There are two oolong teas on the market known as milk, or milky oolong:
The original milk oolong
The original milk oolong is a lightly oxidized, ball style oolong with a floral scent and a sweet, buttery taste. It comes from Taiwan and is made with leaves from a specific cultivated variation of the tea plant named Jin Xuan. This cultivar was created in 1981 to help tea farmers increase their yields and when produced as a lightly oxidized, rolled oolong is known for having a distinct silky, smooth, creamy, buttery flavour that reminds many drinkers of milk. Milk oolong from Taiwan is completely natural and contains neither flavourings nor lactose.
Whilst the character of a Taiwanese milk oolong will always be similar, the taste will vary depending on the terroir in which the tea has grown.
We are lucky enough to have two high grown milk oolong teas from Taiwan in our selection.
One of our favourite milk (Jin Xuan) oolong teas comes from plants that have grown at 1200 meters above sea level on Mount Ali Shan. The dry leaves smell of spring flowers and are tightly rolled. The infusion is a bright, pale yellow colour and the taste is at first sweet and creamy, with subsequent infusions developing zesty, tropical fruit notes and a lingering sweetness. The brewed leaves show traces of being bug-bitten, which when a tea has not got organic certification is always a good sign as it shows no pesticides were used.
Another of our favourite high grown oolongs is Katie Yen’s Milky Oolong. Katie is one of the few certified organic tea growers in Taiwan. All of her teas are excellent and her Milky Oolong, made from the first plucked leaves of the year from plants grown in her highest altitude garden (1400m above sea level), is no exception.
Taiwanese milk oolong is a wonderful tea to prepare and enjoy gong fu cha style.
Chinese milky / milk oolong
Chinese milk oolongs, which are widely distributed in Europe and the USA, and other milky oolongs, which are actually plain oolong teas from China which has been flavoured by tea wholesalers in Germany are not as delicate and subtle as milk oolong from Taiwan. Extremely popular, they are flavour packed from the first sip, and provide instant satisfaction for those with a craving for something sweet.
To keep our customers happy we sell both types of milk/milky oolong and while we have a clear preference for one, we can vouch for the quality of both.

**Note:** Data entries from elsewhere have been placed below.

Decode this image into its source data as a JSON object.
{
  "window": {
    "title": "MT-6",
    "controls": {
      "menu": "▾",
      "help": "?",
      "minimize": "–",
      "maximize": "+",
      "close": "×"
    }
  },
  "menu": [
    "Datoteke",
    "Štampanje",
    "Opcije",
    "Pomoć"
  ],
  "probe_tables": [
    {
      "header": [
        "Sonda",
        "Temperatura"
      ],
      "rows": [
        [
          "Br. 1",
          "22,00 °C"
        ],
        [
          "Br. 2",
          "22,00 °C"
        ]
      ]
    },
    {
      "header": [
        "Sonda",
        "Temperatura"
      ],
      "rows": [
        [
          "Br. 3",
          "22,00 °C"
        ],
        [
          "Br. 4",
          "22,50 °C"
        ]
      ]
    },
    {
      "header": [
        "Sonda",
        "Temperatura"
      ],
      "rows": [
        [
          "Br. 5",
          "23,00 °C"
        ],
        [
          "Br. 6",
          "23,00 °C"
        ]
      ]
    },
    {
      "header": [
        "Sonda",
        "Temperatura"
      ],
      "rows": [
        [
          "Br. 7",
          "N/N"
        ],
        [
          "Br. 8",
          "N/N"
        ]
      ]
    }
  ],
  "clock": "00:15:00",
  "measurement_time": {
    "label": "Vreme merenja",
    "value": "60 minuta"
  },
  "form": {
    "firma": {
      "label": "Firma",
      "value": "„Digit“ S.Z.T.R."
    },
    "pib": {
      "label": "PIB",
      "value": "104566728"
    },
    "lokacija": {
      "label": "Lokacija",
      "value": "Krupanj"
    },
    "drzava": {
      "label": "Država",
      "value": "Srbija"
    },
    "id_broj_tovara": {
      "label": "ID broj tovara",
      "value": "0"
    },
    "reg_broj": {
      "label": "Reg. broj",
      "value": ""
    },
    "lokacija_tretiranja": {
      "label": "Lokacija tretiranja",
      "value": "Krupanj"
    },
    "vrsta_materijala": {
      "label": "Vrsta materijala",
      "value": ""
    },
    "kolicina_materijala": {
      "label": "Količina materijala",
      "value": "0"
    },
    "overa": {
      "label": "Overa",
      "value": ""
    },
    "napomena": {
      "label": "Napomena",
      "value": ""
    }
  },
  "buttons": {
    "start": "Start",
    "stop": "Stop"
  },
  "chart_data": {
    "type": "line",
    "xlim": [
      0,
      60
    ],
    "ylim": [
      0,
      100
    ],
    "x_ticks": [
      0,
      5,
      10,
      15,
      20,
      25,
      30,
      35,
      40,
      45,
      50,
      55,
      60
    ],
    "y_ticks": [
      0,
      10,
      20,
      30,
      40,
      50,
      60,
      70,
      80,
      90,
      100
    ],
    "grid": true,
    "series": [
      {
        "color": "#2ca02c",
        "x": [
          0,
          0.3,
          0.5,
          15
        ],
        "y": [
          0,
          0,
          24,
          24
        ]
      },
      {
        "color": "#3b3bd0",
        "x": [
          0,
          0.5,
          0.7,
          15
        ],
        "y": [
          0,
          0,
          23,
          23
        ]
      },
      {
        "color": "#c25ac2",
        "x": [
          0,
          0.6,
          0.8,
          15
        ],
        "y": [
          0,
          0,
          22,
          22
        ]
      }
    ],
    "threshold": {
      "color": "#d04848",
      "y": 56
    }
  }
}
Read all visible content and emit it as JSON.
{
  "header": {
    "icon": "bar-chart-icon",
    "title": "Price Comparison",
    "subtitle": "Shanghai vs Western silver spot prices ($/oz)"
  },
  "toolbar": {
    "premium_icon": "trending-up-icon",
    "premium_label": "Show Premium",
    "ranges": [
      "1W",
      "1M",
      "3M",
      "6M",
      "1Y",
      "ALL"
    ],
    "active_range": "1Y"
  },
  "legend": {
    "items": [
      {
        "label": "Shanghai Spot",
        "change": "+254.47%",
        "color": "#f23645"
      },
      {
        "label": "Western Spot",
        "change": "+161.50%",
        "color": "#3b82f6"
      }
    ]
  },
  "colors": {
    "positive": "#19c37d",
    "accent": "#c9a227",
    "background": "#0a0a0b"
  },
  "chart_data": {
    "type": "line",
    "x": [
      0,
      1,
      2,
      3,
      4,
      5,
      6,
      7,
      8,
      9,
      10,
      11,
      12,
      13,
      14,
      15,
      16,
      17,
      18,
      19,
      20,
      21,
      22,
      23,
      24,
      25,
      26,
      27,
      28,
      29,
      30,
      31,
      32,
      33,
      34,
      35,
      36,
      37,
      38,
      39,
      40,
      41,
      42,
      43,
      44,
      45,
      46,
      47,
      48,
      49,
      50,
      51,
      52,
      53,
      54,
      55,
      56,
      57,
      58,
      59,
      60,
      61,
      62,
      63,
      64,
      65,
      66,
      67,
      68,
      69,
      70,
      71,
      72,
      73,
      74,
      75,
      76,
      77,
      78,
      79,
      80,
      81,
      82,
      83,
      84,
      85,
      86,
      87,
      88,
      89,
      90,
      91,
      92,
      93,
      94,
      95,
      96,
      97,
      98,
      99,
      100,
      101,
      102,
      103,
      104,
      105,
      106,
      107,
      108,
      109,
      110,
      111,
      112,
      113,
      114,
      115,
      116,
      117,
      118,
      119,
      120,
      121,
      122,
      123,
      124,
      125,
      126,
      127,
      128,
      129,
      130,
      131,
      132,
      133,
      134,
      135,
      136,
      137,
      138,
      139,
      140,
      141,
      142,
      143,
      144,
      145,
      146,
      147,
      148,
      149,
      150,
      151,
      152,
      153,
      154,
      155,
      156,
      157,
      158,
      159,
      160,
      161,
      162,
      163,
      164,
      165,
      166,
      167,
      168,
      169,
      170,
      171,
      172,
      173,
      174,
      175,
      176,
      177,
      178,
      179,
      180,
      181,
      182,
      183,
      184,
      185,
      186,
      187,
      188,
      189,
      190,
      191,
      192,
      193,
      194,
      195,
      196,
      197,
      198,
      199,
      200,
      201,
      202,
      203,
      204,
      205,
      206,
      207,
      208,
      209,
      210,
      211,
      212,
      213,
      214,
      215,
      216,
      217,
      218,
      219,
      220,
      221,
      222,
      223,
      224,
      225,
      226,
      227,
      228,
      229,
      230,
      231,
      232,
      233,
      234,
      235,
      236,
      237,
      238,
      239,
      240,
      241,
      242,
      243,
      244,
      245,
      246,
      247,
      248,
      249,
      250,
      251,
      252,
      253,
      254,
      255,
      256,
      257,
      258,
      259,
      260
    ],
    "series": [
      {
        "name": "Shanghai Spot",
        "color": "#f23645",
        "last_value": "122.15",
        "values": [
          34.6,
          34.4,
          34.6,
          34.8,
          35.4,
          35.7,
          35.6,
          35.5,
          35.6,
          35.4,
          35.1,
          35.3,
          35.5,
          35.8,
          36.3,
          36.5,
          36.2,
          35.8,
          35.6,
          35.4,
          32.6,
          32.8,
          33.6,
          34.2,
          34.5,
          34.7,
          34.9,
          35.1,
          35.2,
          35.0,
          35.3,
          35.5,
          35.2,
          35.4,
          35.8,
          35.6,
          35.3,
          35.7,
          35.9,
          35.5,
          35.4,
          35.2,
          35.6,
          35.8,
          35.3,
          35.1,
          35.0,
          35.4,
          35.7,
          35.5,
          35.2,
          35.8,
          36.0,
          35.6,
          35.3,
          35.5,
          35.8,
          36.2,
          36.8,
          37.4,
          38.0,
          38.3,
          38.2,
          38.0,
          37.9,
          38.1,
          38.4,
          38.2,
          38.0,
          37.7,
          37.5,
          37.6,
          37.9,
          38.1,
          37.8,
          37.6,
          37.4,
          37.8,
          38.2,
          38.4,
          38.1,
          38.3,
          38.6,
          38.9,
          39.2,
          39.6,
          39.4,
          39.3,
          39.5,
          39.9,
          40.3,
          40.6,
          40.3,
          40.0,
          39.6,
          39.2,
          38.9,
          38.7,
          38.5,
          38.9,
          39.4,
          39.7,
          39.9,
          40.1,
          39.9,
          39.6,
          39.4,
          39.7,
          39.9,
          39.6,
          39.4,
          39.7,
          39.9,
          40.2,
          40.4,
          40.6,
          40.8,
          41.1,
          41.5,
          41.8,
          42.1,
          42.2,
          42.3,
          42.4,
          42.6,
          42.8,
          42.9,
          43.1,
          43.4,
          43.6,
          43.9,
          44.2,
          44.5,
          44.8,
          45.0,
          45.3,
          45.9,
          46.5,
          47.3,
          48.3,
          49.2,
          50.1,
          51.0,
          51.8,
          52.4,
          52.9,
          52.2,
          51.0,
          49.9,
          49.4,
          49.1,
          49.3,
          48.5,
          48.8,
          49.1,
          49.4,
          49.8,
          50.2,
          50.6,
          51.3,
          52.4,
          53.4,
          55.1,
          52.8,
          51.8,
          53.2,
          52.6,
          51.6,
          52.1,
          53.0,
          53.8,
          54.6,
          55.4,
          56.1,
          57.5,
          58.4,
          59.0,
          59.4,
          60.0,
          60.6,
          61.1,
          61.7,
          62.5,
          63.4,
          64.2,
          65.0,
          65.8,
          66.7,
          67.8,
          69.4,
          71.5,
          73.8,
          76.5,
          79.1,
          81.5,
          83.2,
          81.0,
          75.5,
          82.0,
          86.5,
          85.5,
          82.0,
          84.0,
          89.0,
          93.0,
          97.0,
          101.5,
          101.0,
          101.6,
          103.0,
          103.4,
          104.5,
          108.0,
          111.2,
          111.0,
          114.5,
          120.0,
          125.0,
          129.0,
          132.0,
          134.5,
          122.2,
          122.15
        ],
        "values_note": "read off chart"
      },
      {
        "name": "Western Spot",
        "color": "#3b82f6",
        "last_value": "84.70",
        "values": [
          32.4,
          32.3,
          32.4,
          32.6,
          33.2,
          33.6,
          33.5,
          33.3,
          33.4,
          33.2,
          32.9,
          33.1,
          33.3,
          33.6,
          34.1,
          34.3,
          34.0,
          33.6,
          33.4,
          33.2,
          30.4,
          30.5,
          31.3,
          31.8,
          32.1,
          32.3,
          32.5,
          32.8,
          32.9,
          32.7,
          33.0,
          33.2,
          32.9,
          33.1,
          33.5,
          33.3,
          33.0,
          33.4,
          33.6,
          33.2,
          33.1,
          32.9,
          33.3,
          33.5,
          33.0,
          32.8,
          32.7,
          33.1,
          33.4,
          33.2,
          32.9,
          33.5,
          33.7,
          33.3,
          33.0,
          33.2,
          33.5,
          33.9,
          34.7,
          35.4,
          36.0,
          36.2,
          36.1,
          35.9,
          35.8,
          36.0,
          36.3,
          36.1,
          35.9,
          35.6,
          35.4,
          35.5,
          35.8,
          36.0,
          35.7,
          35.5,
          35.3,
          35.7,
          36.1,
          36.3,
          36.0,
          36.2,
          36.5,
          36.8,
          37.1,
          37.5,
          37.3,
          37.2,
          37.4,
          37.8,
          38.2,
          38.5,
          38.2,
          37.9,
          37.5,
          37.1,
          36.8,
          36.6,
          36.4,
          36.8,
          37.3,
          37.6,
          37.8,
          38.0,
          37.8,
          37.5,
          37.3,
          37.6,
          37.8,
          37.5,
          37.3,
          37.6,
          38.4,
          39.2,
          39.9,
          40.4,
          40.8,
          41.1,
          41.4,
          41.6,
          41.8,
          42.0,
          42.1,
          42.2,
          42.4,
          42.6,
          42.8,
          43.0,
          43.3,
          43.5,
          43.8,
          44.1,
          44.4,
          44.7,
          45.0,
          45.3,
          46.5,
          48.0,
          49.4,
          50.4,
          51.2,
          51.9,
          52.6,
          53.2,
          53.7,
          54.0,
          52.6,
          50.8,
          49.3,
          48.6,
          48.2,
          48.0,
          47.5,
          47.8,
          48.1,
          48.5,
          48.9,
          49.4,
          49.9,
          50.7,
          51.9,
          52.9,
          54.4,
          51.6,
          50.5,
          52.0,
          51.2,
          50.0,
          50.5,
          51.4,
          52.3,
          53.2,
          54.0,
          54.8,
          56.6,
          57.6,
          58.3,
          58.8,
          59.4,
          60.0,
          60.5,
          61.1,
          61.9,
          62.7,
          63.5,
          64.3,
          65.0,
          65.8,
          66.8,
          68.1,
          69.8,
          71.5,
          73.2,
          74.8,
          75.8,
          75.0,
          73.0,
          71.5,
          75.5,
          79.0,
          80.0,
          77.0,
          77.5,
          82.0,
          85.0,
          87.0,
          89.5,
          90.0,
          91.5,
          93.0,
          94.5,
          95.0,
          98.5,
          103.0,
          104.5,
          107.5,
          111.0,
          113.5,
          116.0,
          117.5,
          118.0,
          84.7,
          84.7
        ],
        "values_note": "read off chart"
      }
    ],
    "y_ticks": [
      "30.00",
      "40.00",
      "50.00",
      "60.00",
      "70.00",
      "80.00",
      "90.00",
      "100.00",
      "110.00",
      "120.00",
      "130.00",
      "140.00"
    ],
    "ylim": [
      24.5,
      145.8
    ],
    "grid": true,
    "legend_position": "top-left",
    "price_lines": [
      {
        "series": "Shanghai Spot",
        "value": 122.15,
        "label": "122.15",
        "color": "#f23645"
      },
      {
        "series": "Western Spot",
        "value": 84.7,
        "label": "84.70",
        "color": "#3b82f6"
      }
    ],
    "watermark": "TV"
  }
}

While Oscar Wilde is often quoted as having said that the sincerest form of flattery is imitation. The rest of his remark, which goes on to say that the flattery is a form of mediocrity paying tribute to greatness, is often left unsaid. Need we say more? We are very much in favour of enjoying tea in its natural state. But enjoying tea is a personal experience, and each of us, even if we are drinking exactly the same tea made in exactly the same way, experiences it differently. We suggest you explore both types of milky oolong, and enjoy exploring the different tea drinking experiences.